De onde vem o medo de não produzir leite suficiente?

De onde vem o medo de não produzir leite suficiente?

O medo de não produzir leite suficiente é um mal da nossa cultura. As estatísticas nos dizem que 95% das mulheres estariam aptas para amamentar do ponto de vista biológico. No entanto apenas 40% dos bebês em todo o mundo são amamentados de forma exclusiva. Não precisa ser nenhum gênio para perceber que os números não batem. Mas o que isso significa? Estamos diante de uma epidemia de baixa produção de leite? As mulheres dos últimos dois séculos sofreram alguma mutação genética?

O fator cultural da amamentação

Sabemos que a amamentação nos seres humanos não é puramente instintiva, mas sofre forte influência de fatores sócio-culturais. Então se o problema não tem origem biológica, só pode ter uma explicação cultural. Dentre as grandes influências na nossa cultura, está a presença da indústria que associada aos avanços científicos e técnicas de marketing agressivo, foi ganhando protagonismo e virando o jogo a seu favor, a ponto de transformar o aleitamento artificial em regra e amamentação na exceção. A indústria foi e é responsável por muitos dos mitos vigentes na nossa sociedade hoje.

A indústria do medo de não produzir leite suficiente

Propaganda Nestlé alimentando o medo de não produzir leite suficiente
Propaganda Nestlé (1944), publicada na revista \”Pediatria Prática\” – via Celina Valderez

Voltando à pergunta: de onde vem esse medo de não produzir leite suficiente? Na imagem acima, vemos uma propaganda da Nestlé. A enfermeira e conselheira em amamentação Celina Valderez comenta: “Propaganda de 1944, publicada na revista ‘Pediatria Prática’. Por décadas, a indústria de fórmulas infantis concentrou sua atenção nos profissionais. Nota-se até hoje que o investimento ‘valeu a pena’… para a indústria! Aos poucos a ‘cultura de amamentação’, passada de mãe para filha, foi sendo substituída pela ‘moderna’ fórmula. E as dicas preciosas, o olhar atento e cúmplice entre gerações, foi se perdendo…”. Por décadas a indústria promoveu seus produtos sem nenhum tipo de controle legal.

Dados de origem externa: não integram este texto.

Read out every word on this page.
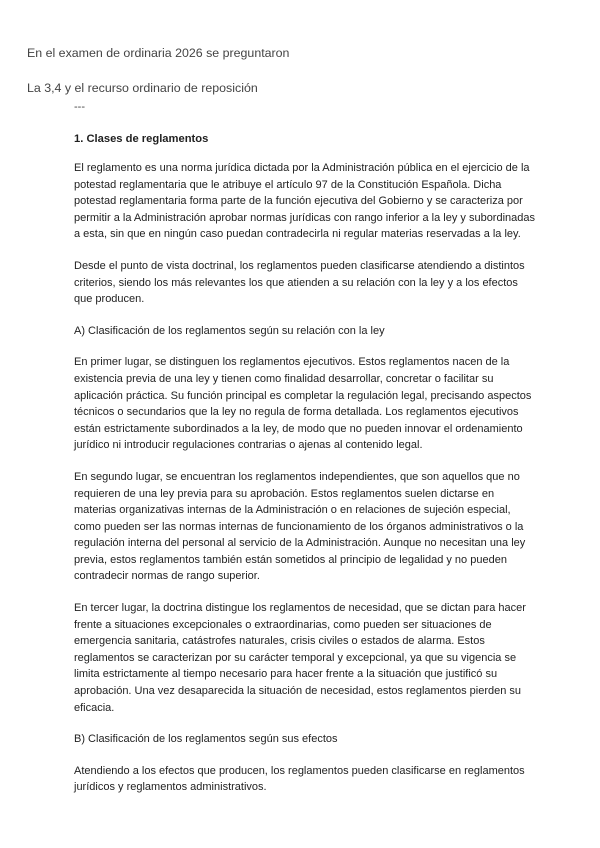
En el examen de ordinaria 2026 se preguntaron

La 3,4 y el recurso ordinario de reposición

---

1. Clases de reglamentos

El reglamento es una norma jurídica dictada por la Administración pública en el ejercicio de la potestad reglamentaria que le atribuye el artículo 97 de la Constitución Española. Dicha potestad reglamentaria forma parte de la función ejecutiva del Gobierno y se caracteriza por permitir a la Administración aprobar normas jurídicas con rango inferior a la ley y subordinadas a esta, sin que en ningún caso puedan contradecirla ni regular materias reservadas a la ley.

Desde el punto de vista doctrinal, los reglamentos pueden clasificarse atendiendo a distintos criterios, siendo los más relevantes los que atienden a su relación con la ley y a los efectos que producen.

A) Clasificación de los reglamentos según su relación con la ley

En primer lugar, se distinguen los reglamentos ejecutivos. Estos reglamentos nacen de la existencia previa de una ley y tienen como finalidad desarrollar, concretar o facilitar su aplicación práctica. Su función principal es completar la regulación legal, precisando aspectos técnicos o secundarios que la ley no regula de forma detallada. Los reglamentos ejecutivos están estrictamente subordinados a la ley, de modo que no pueden innovar el ordenamiento jurídico ni introducir regulaciones contrarias o ajenas al contenido legal.

En segundo lugar, se encuentran los reglamentos independientes, que son aquellos que no requieren de una ley previa para su aprobación. Estos reglamentos suelen dictarse en materias organizativas internas de la Administración o en relaciones de sujeción especial, como pueden ser las normas internas de funcionamiento de los órganos administrativos o la regulación interna del personal al servicio de la Administración. Aunque no necesitan una ley previa, estos reglamentos también están sometidos al principio de legalidad y no pueden contradecir normas de rango superior.

En tercer lugar, la doctrina distingue los reglamentos de necesidad, que se dictan para hacer frente a situaciones excepcionales o extraordinarias, como pueden ser situaciones de emergencia sanitaria, catástrofes naturales, crisis civiles o estados de alarma. Estos reglamentos se caracterizan por su carácter temporal y excepcional, ya que su vigencia se limita estrictamente al tiempo necesario para hacer frente a la situación que justificó su aprobación. Una vez desaparecida la situación de necesidad, estos reglamentos pierden su eficacia.

B) Clasificación de los reglamentos según sus efectos

Atendiendo a los efectos que producen, los reglamentos pueden clasificarse en reglamentos jurídicos y reglamentos administrativos.
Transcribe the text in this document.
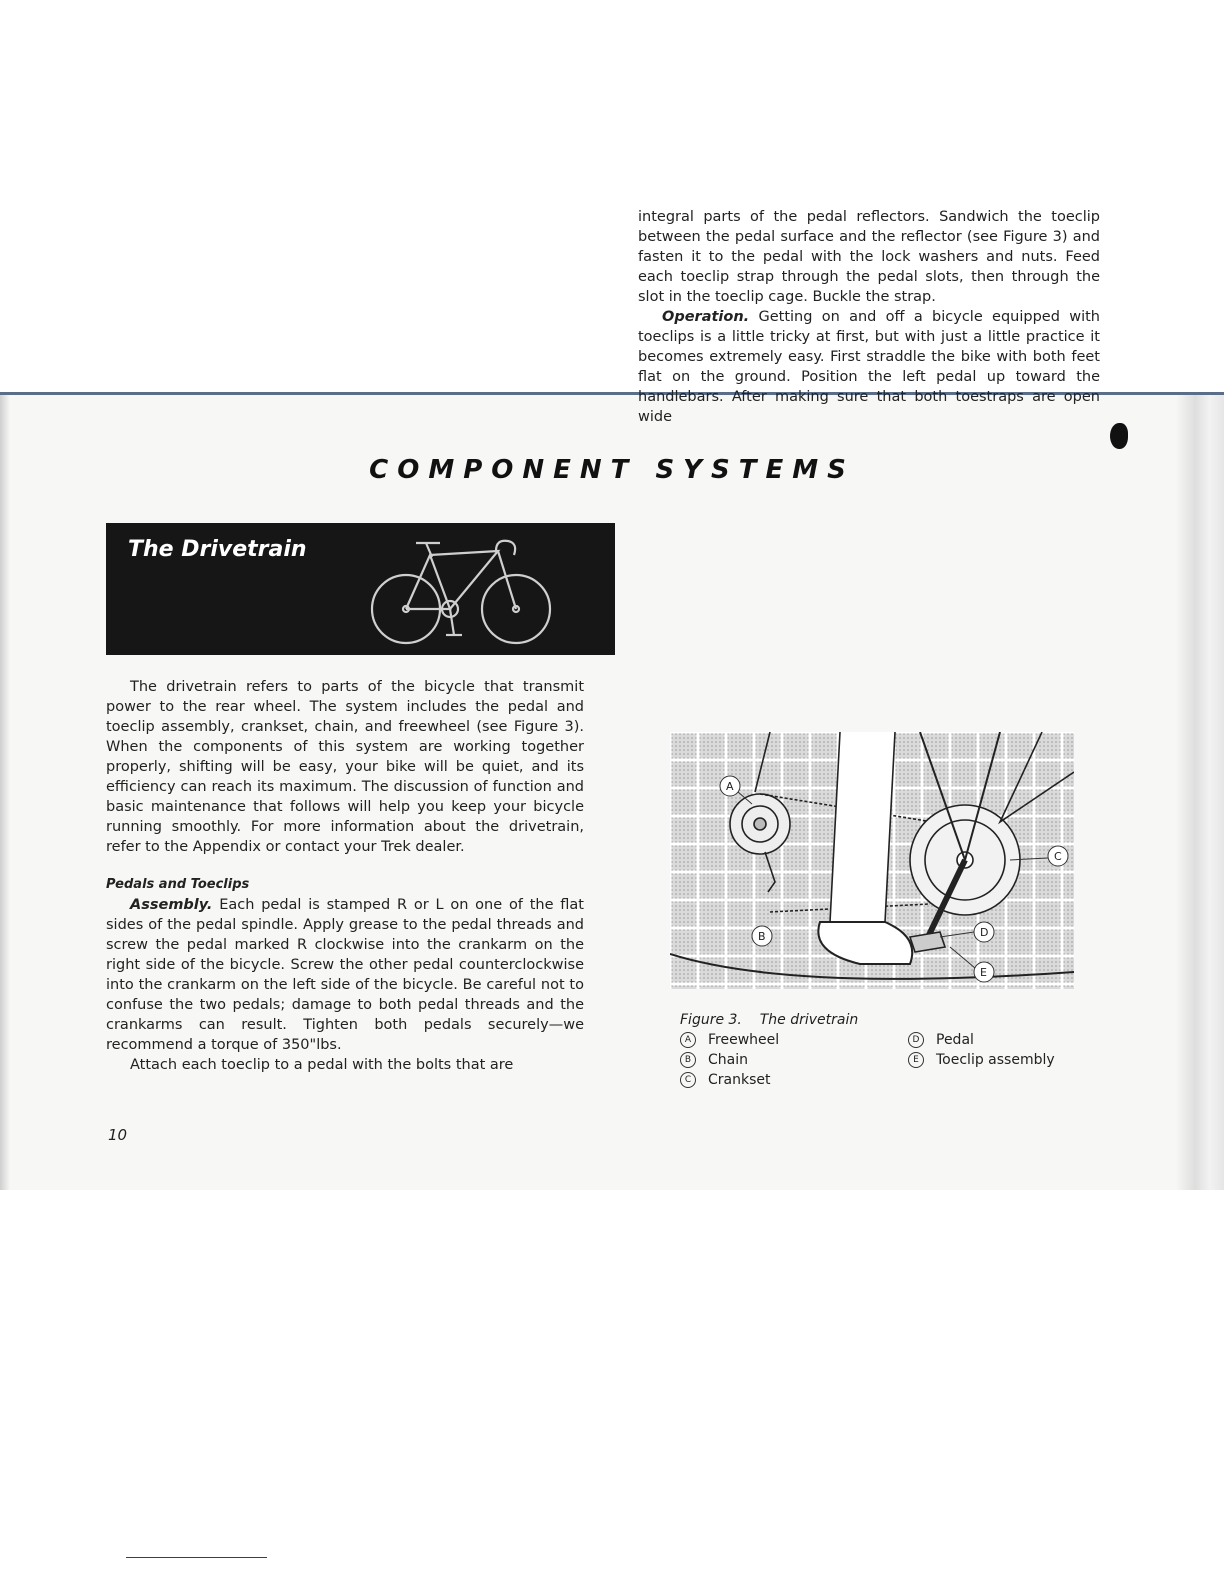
COMPONENT SYSTEMS
The Drivetrain

The drivetrain refers to parts of the bicycle that transmit power to the rear wheel. The system includes the pedal and toeclip assembly, crankset, chain, and freewheel (see Figure 3). When the components of this system are working together properly, shifting will be easy, your bike will be quiet, and its efficiency can reach its maximum. The discussion of function and basic maintenance that follows will help you keep your bicycle running smoothly. For more information about the drivetrain, refer to the Appendix or contact your Trek dealer.

Pedals and Toeclips

Assembly. Each pedal is stamped R or L on one of the flat sides of the pedal spindle. Apply grease to the pedal threads and screw the pedal marked R clockwise into the crankarm on the right side of the bicycle. Screw the other pedal counterclockwise into the crankarm on the left side of the bicycle. Be careful not to confuse the two pedals; damage to both pedal threads and the crankarms can result. Tighten both pedals securely—we recommend a torque of 350"lbs.

Attach each toeclip to a pedal with the bolts that are

integral parts of the pedal reflectors. Sandwich the toeclip between the pedal surface and the reflector (see Figure 3) and fasten it to the pedal with the lock washers and nuts. Feed each toeclip strap through the pedal slots, then through the slot in the toeclip cage. Buckle the strap.

Operation. Getting on and off a bicycle equipped with toeclips is a little tricky at first, but with just a little practice it becomes extremely easy. First straddle the bike with both feet flat on the ground. Position the left pedal up toward the handlebars. After making sure that both toestraps are open wide

A
B
C
D
E
Figure 3. The drivetrain
A Freewheel
B Chain
C Crankset
D Pedal
E Toeclip assembly
10
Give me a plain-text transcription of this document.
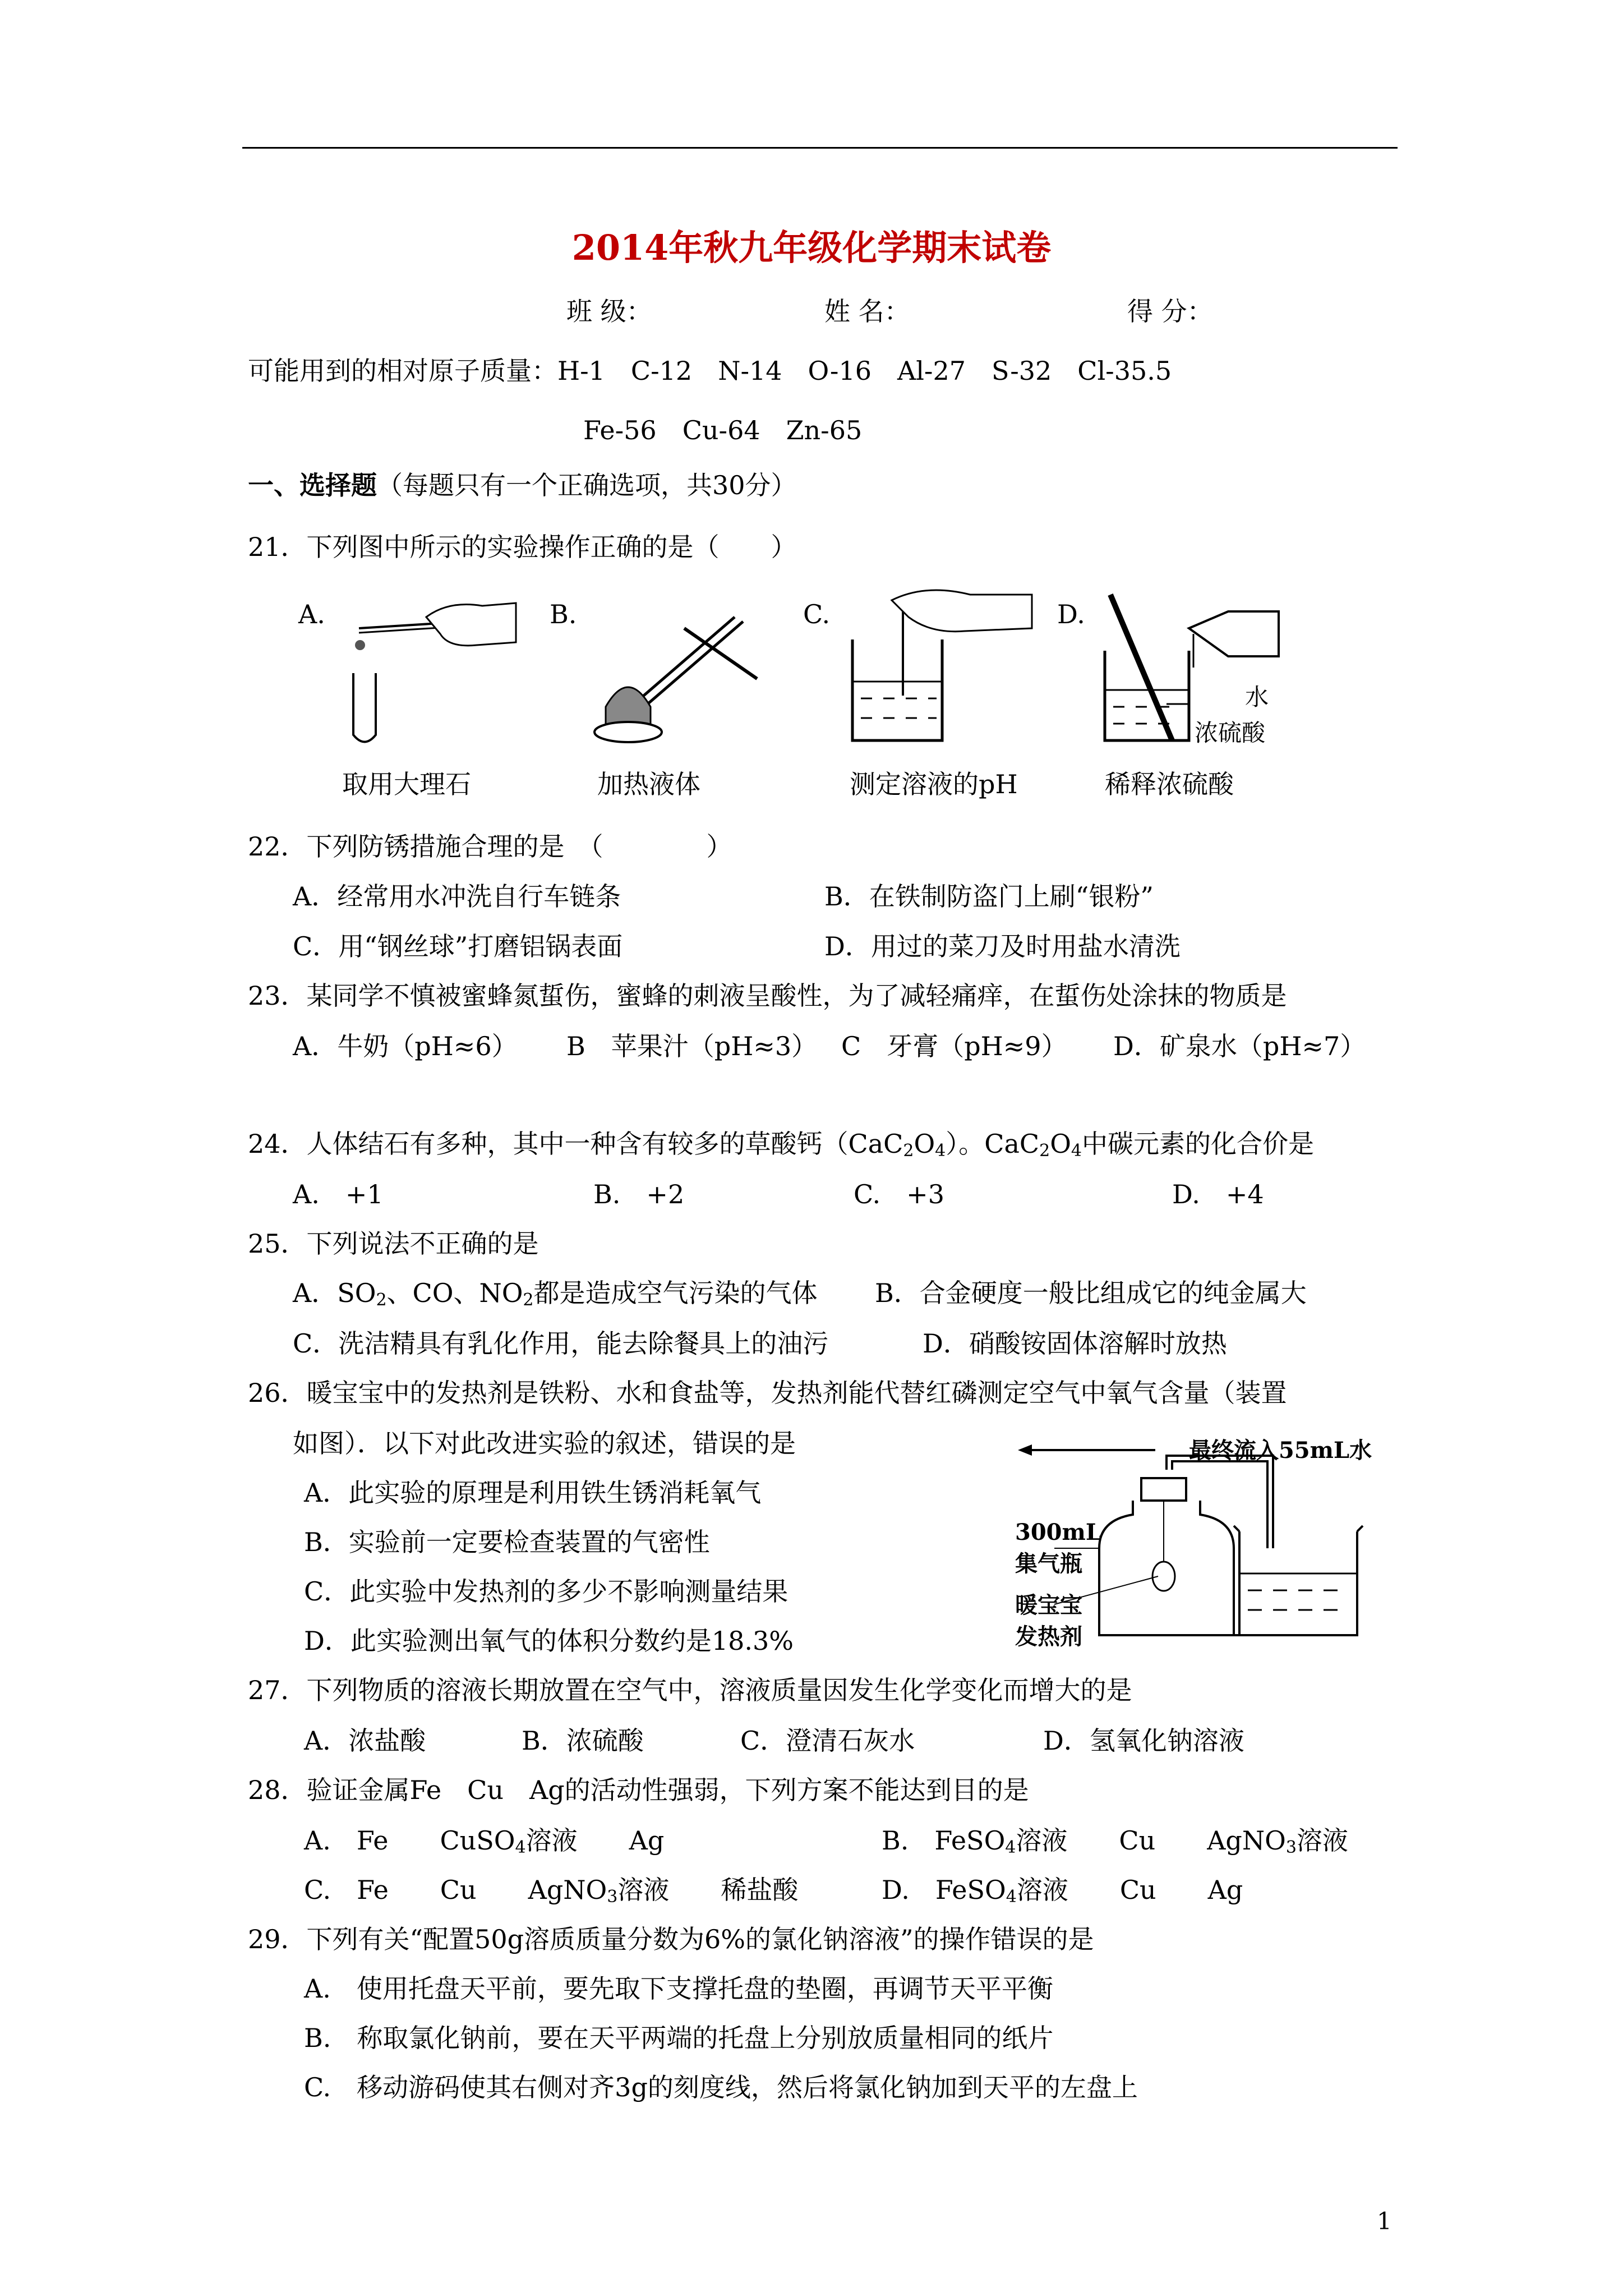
2014年秋九年级化学期末试卷
班 级：	姓 名：	得 分：
可能用到的相对原子质量：H-1　C-12　N-14　O-16　Al-27　S-32　Cl-35.5
Fe-56　Cu-64　Zn-65
一、选择题（每题只有一个正确选项，共30分）
21．下列图中所示的实验操作正确的是（　　）
A.	B.	C.	D.
水
浓硫酸
取用大理石	加热液体	测定溶液的pH	稀释浓硫酸
22．下列防锈措施合理的是　（　　　　）
A．经常用水冲洗自行车链条	B．在铁制防盗门上刷“银粉”
C．用“钢丝球”打磨铝锅表面	D．用过的菜刀及时用盐水清洗
23．某同学不慎被蜜蜂氮蜇伤，蜜蜂的刺液呈酸性，为了减轻痛痒，在蜇伤处涂抹的物质是
A．牛奶（pH≈6） B　苹果汁（pH≈3） C　牙膏（pH≈9） D．矿泉水（pH≈7）
24．人体结石有多种，其中一种含有较多的草酸钙$(CaC_2O_4)$。$CaC_2O_4$中碳元素的化合价是
A.　+1	B.　+2	C.　+3	D.　+4
25．下列说法不正确的是
A．$SO_2$、CO、$NO_2$都是造成空气污染的气体 B．合金硬度一般比组成它的纯金属大
C．洗洁精具有乳化作用，能去除餐具上的油污	D．硝酸铵固体溶解时放热
26．暖宝宝中的发热剂是铁粉、水和食盐等，发热剂能代替红磷测定空气中氧气含量（装置
如图）．以下对此改进实验的叙述，错误的是
A．此实验的原理是利用铁生锈消耗氧气
B．实验前一定要检查装置的气密性
C．此实验中发热剂的多少不影响测量结果
D．此实验测出氧气的体积分数约是18.3%
最终流入55mL水
300mL
集气瓶
暖宝宝
发热剂
27．下列物质的溶液长期放置在空气中，溶液质量因发生化学变化而增大的是
A．浓盐酸	B．浓硫酸	C．澄清石灰水	D．氢氧化钠溶液
28．验证金属Fe　Cu　Ag的活动性强弱，下列方案不能达到目的是
A.　Fe　　CuSO$_4$溶液　　Ag	B.　FeSO$_4$溶液　　Cu　　AgNO$_3$溶液
C.　Fe　　Cu　　AgNO$_3$溶液　　稀盐酸	D.　FeSO$_4$溶液　　Cu　　Ag
29．下列有关“配置50g溶质质量分数为6%的氯化钠溶液”的操作错误的是
A.　使用托盘天平前，要先取下支撑托盘的垫圈，再调节天平平衡
B.　称取氯化钠前，要在天平两端的托盘上分别放质量相同的纸片
C.　移动游码使其右侧对齐3g的刻度线，然后将氯化钠加到天平的左盘上
1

O conflito de interesses que alimenta o medo

Na atualidade, o foco da indústria continua sendo o profissional da saúde. Mas por que? O professor da UFRJ e pediatra Marcus Renato de Carvalho explica: “Uma das principais táticas de promoção comercial em vigor atualmente é a busca de parceria com o pediatra, em quem a nutriz deposita confiança. Esse profissional, em última instância, é quem prescreve o produto, ‘autorizando’ o desmame precoce”. A indústria utiliza uma brecha legal para se aproximar do profissional oferecendo material supostamente científico sobre os seus produtos, além de patrocinar eventos e programas de formação das associações médicas e profissionais.

Fica claro pra você agora de onde vem esse medo de não produzir leite suficiente? Entende a quem serve esse discurso da mulher que não é capaz de alimentar o seu bebê apenas com seu próprio leite? Entende a importância de passar informação correta adiante de modo que as mulheres possam derrubar este mito e abandonar de vez esta crença limitante que as impedem de assumir seu rol nutriz com a plenitude que a nossa fisiologia nos provê? Temos bastante para refletir e mudar.